5 Buku Mahasiswa Ilmu Politik Wajib Baca Menurut Oxford!

Pendidikan
Reporter : Bernetta, 01 Dec 2021
Sumber gambar : University of Maine
Sumber gambar : University of Maine

Setiap tahun, lusinan buku tentang politik membanjiri pasar, tetapi hanya beberapa yang terpilih yang bertahan dalam ujian waktu. Nah, mulailah dengan buku-buku politik yag masih brtahan ini sekarang jika kamu berencana untuk mempelajari subjek seperti ilmu politik di universitas. Kamu harus dapat menunjukkan minat pada politik untuk menyusun aplikasi masuk kampus yang sukses. Apa saja buku yang direkomendasikan? Berikut 5 paling penting untuk dibaca menurut Oxford!

Plato, Republic (c. 375 SM)

Plato adalah seorang filsuf Athena, dan salah satu pemikir Barat pertama yang mengawinkan filsafat dan politik.
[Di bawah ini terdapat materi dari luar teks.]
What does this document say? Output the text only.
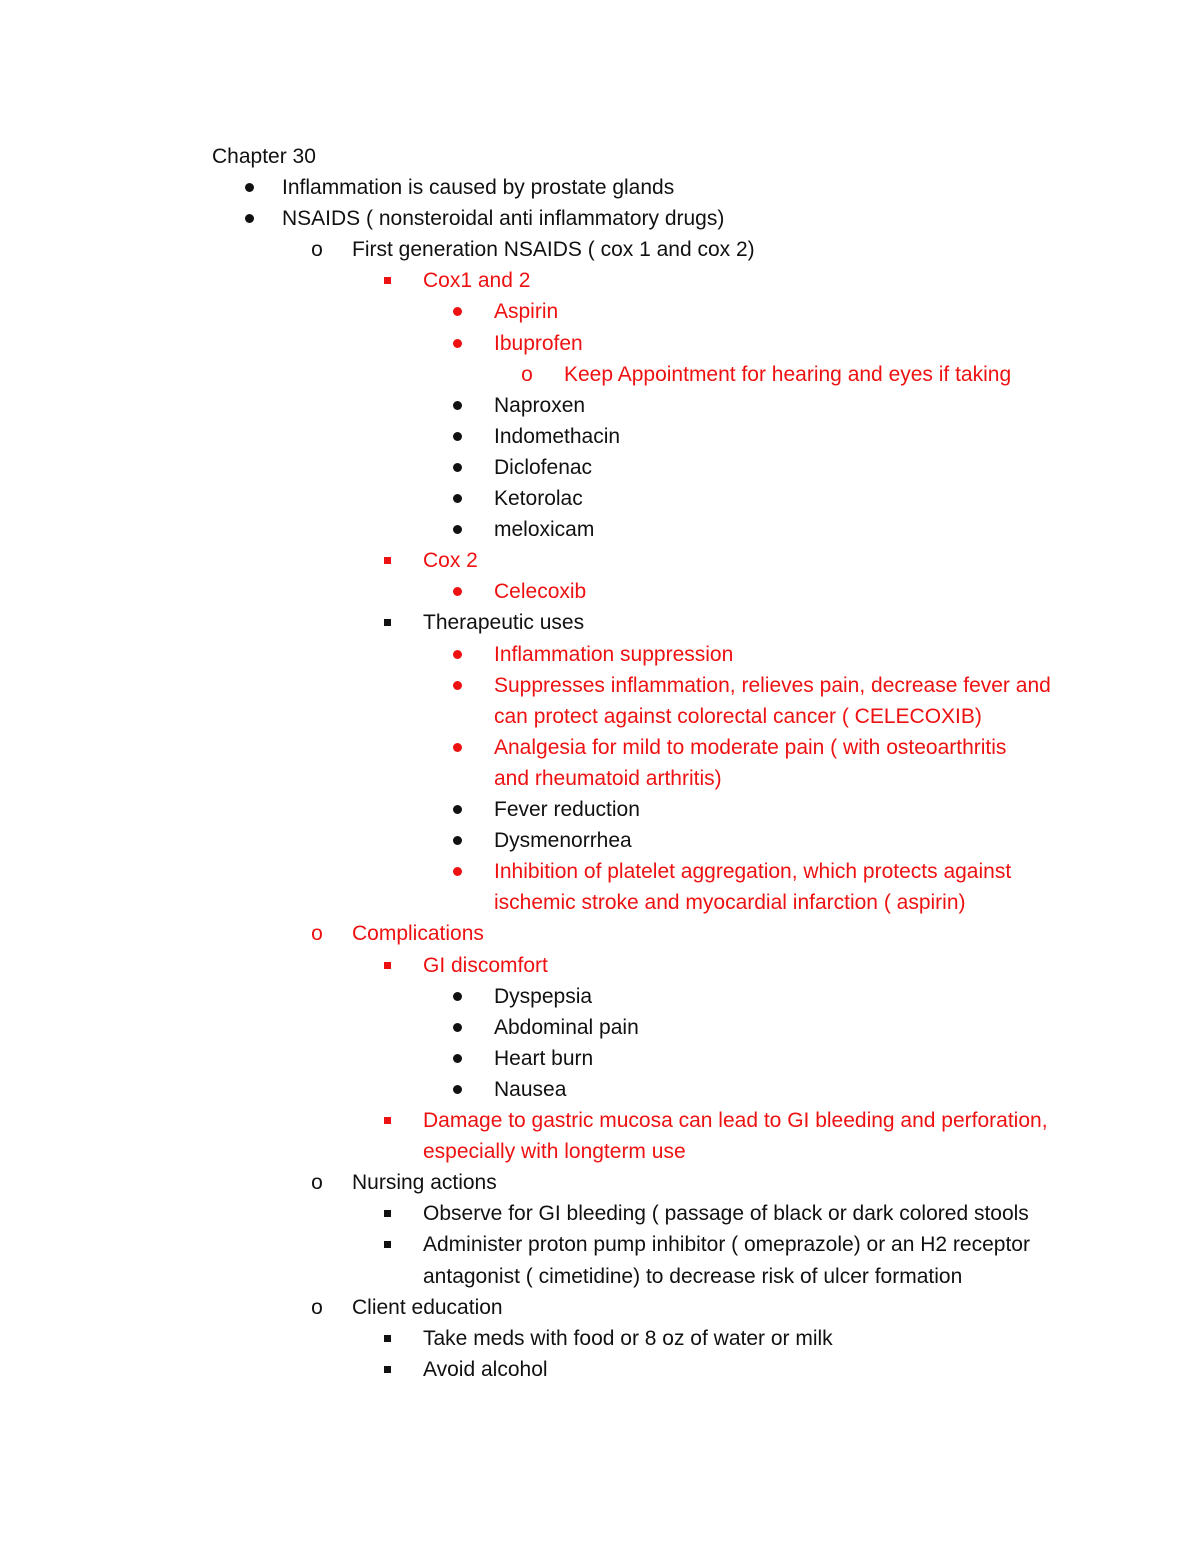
Chapter 30
Inflammation is caused by prostate glands
NSAIDS ( nonsteroidal anti inflammatory drugs)
o First generation NSAIDS ( cox 1 and cox 2)
Cox1 and 2
Aspirin
Ibuprofen
o Keep Appointment for hearing and eyes if taking
Naproxen
Indomethacin
Diclofenac
Ketorolac
meloxicam
Cox 2
Celecoxib
Therapeutic uses
Inflammation suppression
Suppresses inflammation, relieves pain, decrease fever and
can protect against colorectal cancer ( CELECOXIB)
Analgesia for mild to moderate pain ( with osteoarthritis
and rheumatoid arthritis)
Fever reduction
Dysmenorrhea
Inhibition of platelet aggregation, which protects against
ischemic stroke and myocardial infarction ( aspirin)
o Complications
GI discomfort
Dyspepsia
Abdominal pain
Heart burn
Nausea
Damage to gastric mucosa can lead to GI bleeding and perforation,
especially with longterm use
o Nursing actions
Observe for GI bleeding ( passage of black or dark colored stools
Administer proton pump inhibitor ( omeprazole) or an H2 receptor
antagonist ( cimetidine) to decrease risk of ulcer formation
o Client education
Take meds with food or 8 oz of water or milk
Avoid alcohol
Bukunya, Republic, membahas arti dan sifat keadilan, dengan alasan bahwa masyarakat yang 'adil' tergantung pada hubungan baik antara tiga kelompok yang berbeda: 'produsen' (pengrajin, petani), 'pembantu' (tentara) dan 'wali' (penguasa, politisi). Dia membahas masalah etika dan politik dengan mencoba menjawab pertanyaan: 'mengapa manusia berperilaku adil?' Dia percaya bahwa, untuk menjadi 'adil', seseorang itu juga harus 'baik'.

Niccolo Machiavelli, The Prince (1532)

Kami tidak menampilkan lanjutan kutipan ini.